AWAKENING (244 pp.]--Jean-Baptiste Rossi--Harper ($3).

Each year the French award all manner of writing prizes, but they give none for pure precocity. If they did, the 1950 prize would certainly have gone to a 19-year-old boy from Marseilles named Jean-Baptiste Rossi. In that year, he published a novel he had written at the age of 16 which most parents of 16-year-olds would scarcely want their children to read: the story of a love affair between a teen-age boy and a Roman Catholic nun. What startled critics almost as much as the subject was the youngster's writing ability and his literary good taste.

When the book was published in England as The False Start, the critics dusted off some of their most generous phrases. The New Statesman and Nation called it a "limpid and exquisite love story"; The Recorder suggested that young Rossi might grow up to become "another Flaubert." Young Jean's little novel has now been published in the U.S. under the title Awakening, and, while it seems to have been a bit overrated, it is at least a remarkable book for a teen-age author.

Love Instead of Latin. Sister Clothilde was 28 and had never been kissed, but she was beautiful and well-made. The boy Denis, going on 14, met her when he ran an errand to the local hospital. He felt glowingly attracted to the smiling sister and invented excuses to see her again. Soon the thought of the handsome Denis was invading Sister Clothilde's prayers. She tried to reassure herself: "I love him as a son. There is nothing else. I love him as a mother loves her son." But she had misunderstood her feelings as completely as Denis had at first misunderstood his own. One day, kneeling beside him in a church, she could not help putting her arms around him. Soon, on the pretext of coming to Sister Clothilde for Latin lessons, Denis was making love to her.

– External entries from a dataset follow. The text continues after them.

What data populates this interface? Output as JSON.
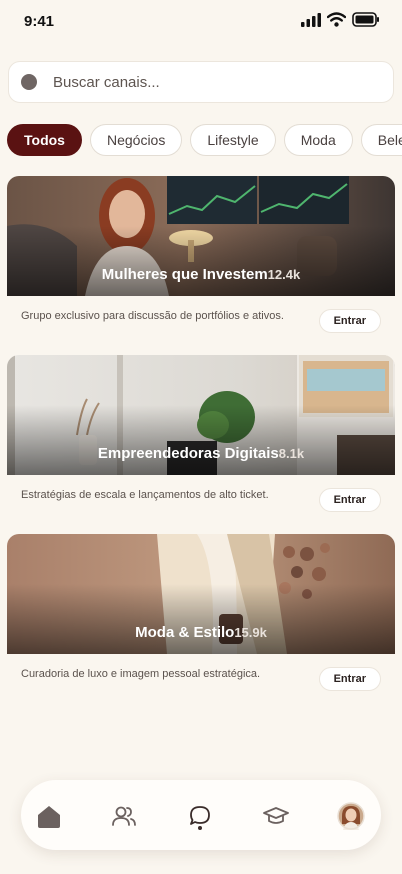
{
  "status_bar": {
    "time": "9:41"
  },
  "search": {
    "placeholder": "Buscar canais..."
  },
  "filters": [
    {
      "label": "Todos",
      "active": true
    },
    {
      "label": "Negócios",
      "active": false
    },
    {
      "label": "Lifestyle",
      "active": false
    },
    {
      "label": "Moda",
      "active": false
    },
    {
      "label": "Bele",
      "active": false
    }
  ],
  "channels": [
    {
      "title": "Mulheres que Investem",
      "members": "12.4k",
      "description": "Grupo exclusivo para discussão de portfólios e ativos.",
      "button": "Entrar"
    },
    {
      "title": "Empreendedoras Digitais",
      "members": "8.1k",
      "description": "Estratégias de escala e lançamentos de alto ticket.",
      "button": "Entrar"
    },
    {
      "title": "Moda & Estilo",
      "members": "15.9k",
      "description": "Curadoria de luxo e imagem pessoal estratégica.",
      "button": "Entrar"
    }
  ],
  "bottom_nav": {
    "items": [
      "home-icon",
      "community-icon",
      "chat-icon",
      "graduation-cap-icon",
      "profile-avatar"
    ],
    "active": "chat-icon"
  },
  "colors": {
    "accent": "#5a1212",
    "background": "#faf6ef"
  }
}
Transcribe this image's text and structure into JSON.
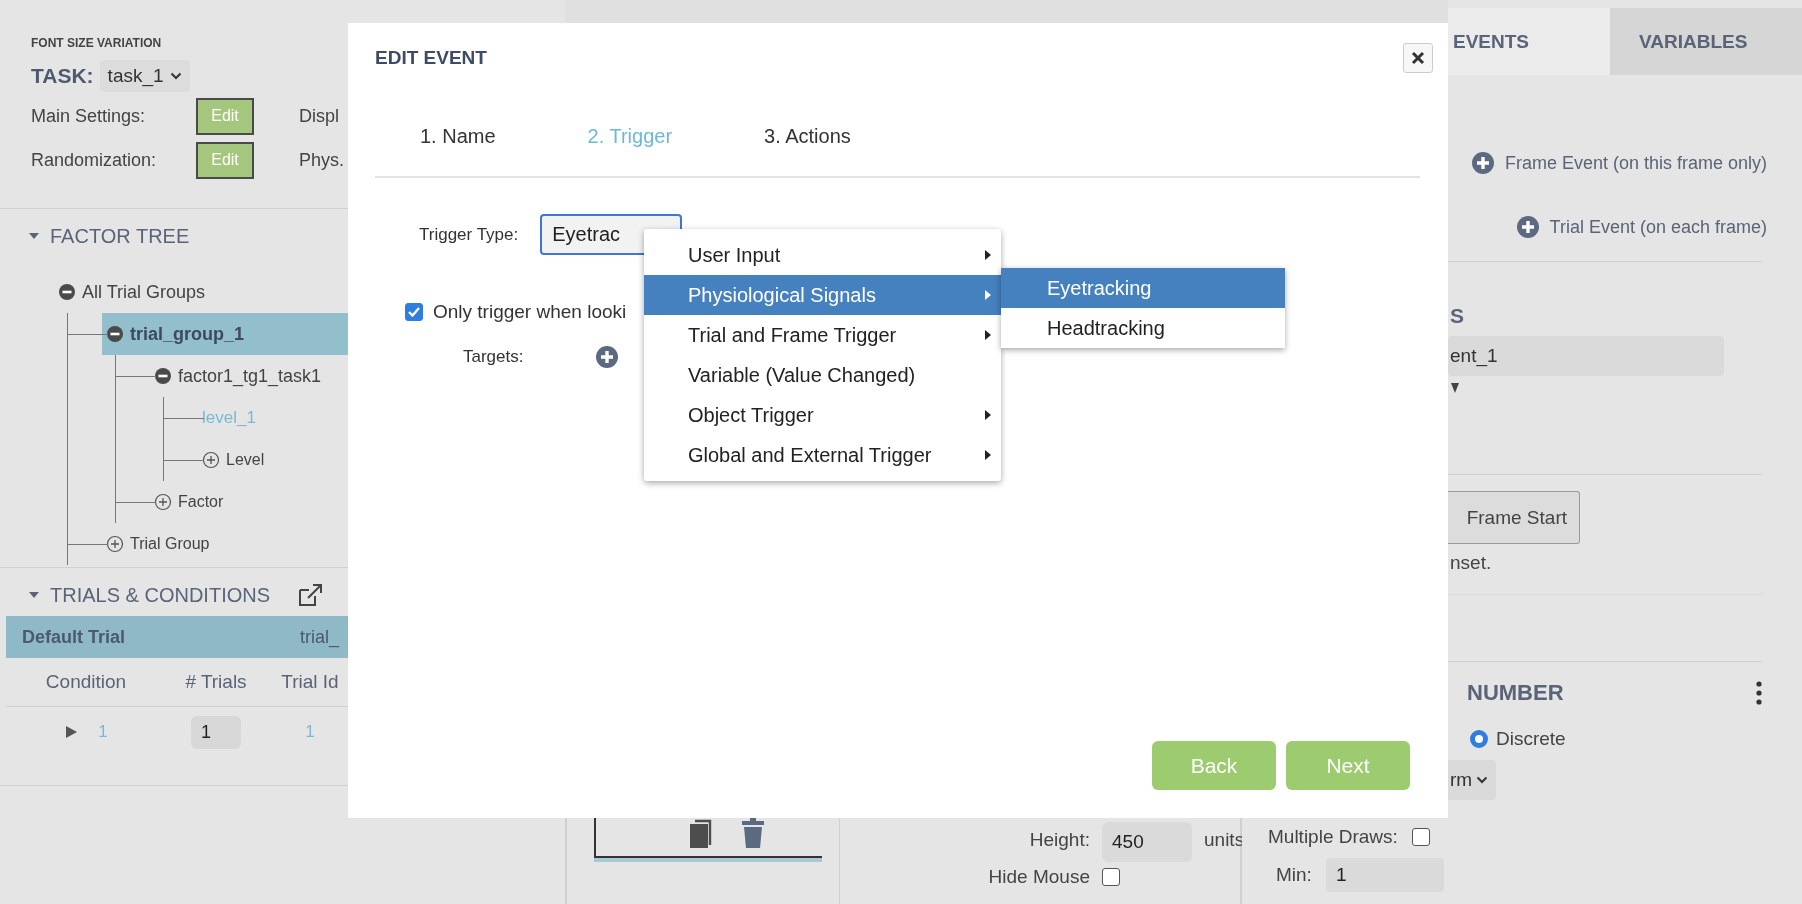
{
  "left_panel": {
    "project_title": "FONT SIZE VARIATION",
    "task_label": "TASK:",
    "task_select": {
      "value": "task_1"
    },
    "settings": [
      {
        "label": "Main Settings:",
        "button": "Edit",
        "side_label": "Displ"
      },
      {
        "label": "Randomization:",
        "button": "Edit",
        "side_label": "Phys."
      }
    ],
    "factor_tree": {
      "title": "FACTOR TREE",
      "expanded": true,
      "nodes": [
        {
          "label": "All Trial Groups",
          "kind": "node",
          "expanded": true,
          "selected": false,
          "children": [
            {
              "label": "trial_group_1",
              "kind": "node",
              "expanded": true,
              "selected": true,
              "children": [
                {
                  "label": "factor1_tg1_task1",
                  "kind": "node",
                  "expanded": true,
                  "selected": false,
                  "children": [
                    {
                      "label": "level_1",
                      "kind": "leaf",
                      "selected": false
                    },
                    {
                      "label": "Level",
                      "kind": "add",
                      "selected": false
                    }
                  ]
                },
                {
                  "label": "Factor",
                  "kind": "add",
                  "selected": false
                }
              ]
            },
            {
              "label": "Trial Group",
              "kind": "add",
              "selected": false
            }
          ]
        }
      ]
    },
    "trials": {
      "title": "TRIALS & CONDITIONS",
      "expanded": true,
      "trial": {
        "name": "Default Trial",
        "column_2": "trial_",
        "selected": true
      },
      "columns": [
        "Condition",
        "# Trials",
        "Trial Id"
      ],
      "rows": [
        {
          "condition": "1",
          "trials": "1",
          "trial_id": "1",
          "expanded": false
        }
      ]
    }
  },
  "dialog": {
    "title": "EDIT EVENT",
    "steps": [
      {
        "label": "1. Name",
        "selected": false
      },
      {
        "label": "2. Trigger",
        "selected": true
      },
      {
        "label": "3. Actions",
        "selected": false
      }
    ],
    "trigger_type": {
      "label": "Trigger Type:",
      "value": "Eyetrac"
    },
    "only_looking": {
      "label": "Only trigger when looki",
      "checked": true
    },
    "targets_label": "Targets:",
    "menu": [
      {
        "label": "User Input",
        "has_submenu": true,
        "selected": false
      },
      {
        "label": "Physiological Signals",
        "has_submenu": true,
        "selected": true
      },
      {
        "label": "Trial and Frame Trigger",
        "has_submenu": true,
        "selected": false
      },
      {
        "label": "Variable (Value Changed)",
        "has_submenu": false,
        "selected": false
      },
      {
        "label": "Object Trigger",
        "has_submenu": true,
        "selected": false
      },
      {
        "label": "Global and External Trigger",
        "has_submenu": true,
        "selected": false
      }
    ],
    "submenu": [
      {
        "label": "Eyetracking",
        "selected": true
      },
      {
        "label": "Headtracking",
        "selected": false
      }
    ],
    "buttons": [
      "Back",
      "Next"
    ]
  },
  "middle_bottom": {
    "height_label": "Height:",
    "height_value": "450",
    "height_unit": "units",
    "hide_mouse_label": "Hide Mouse",
    "hide_mouse": false
  },
  "right_panel": {
    "tabs": [
      {
        "label": "EVENTS",
        "selected": true
      },
      {
        "label": "VARIABLES",
        "selected": false
      }
    ],
    "add_events": [
      "Frame Event (on this frame only)",
      "Trial Event (on each frame)"
    ],
    "heading_1": "S",
    "name_field": "ent_1",
    "button": "Frame Start",
    "note": "nset.",
    "heading_2": "NUMBER",
    "radio": {
      "label": "Discrete",
      "selected": true
    },
    "select": "rm",
    "multiple_draws": {
      "label": "Multiple Draws:",
      "checked": false
    },
    "min": {
      "label": "Min:",
      "value": "1"
    }
  }
}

Denis went to confession, but confession had become meaningless. To himself he said: "God is dead. There is no one else but us." It was wartime, and when their town in occupied France was bombed, Sister Clothilde went to her family's house in the country. Denis' unsuspecting parents were glad to have him go to a safe place with her.

Pathetic Idyl. It took the crafty peasants to discover their little idyl, and soon the whole pathetic story was out. Sister Clothilde left her order, Denis was hustled off to school. Both knew that they had made a false start; both believed that they belonged together and would some day meet again. Shrewd young Author Rossi makes no promises.

Awakening may seem a shocker, especially to Catholics, but it is no dirty-minded, adolescent scrawl. Rossi, a precocious youngster who was himself kicked out of a Jesuit school at 14, sometimes makes hero Denis sound and feel older than his years. Occasionally both author and hero show their immaturity in awkward, self-conscious yammerings about life. But as a picture of an adolescent agonizingly in love, or even as a simple love story, Awakening is done with enough skill and taste to establish Author Rossi as the Flaubert of teenagers.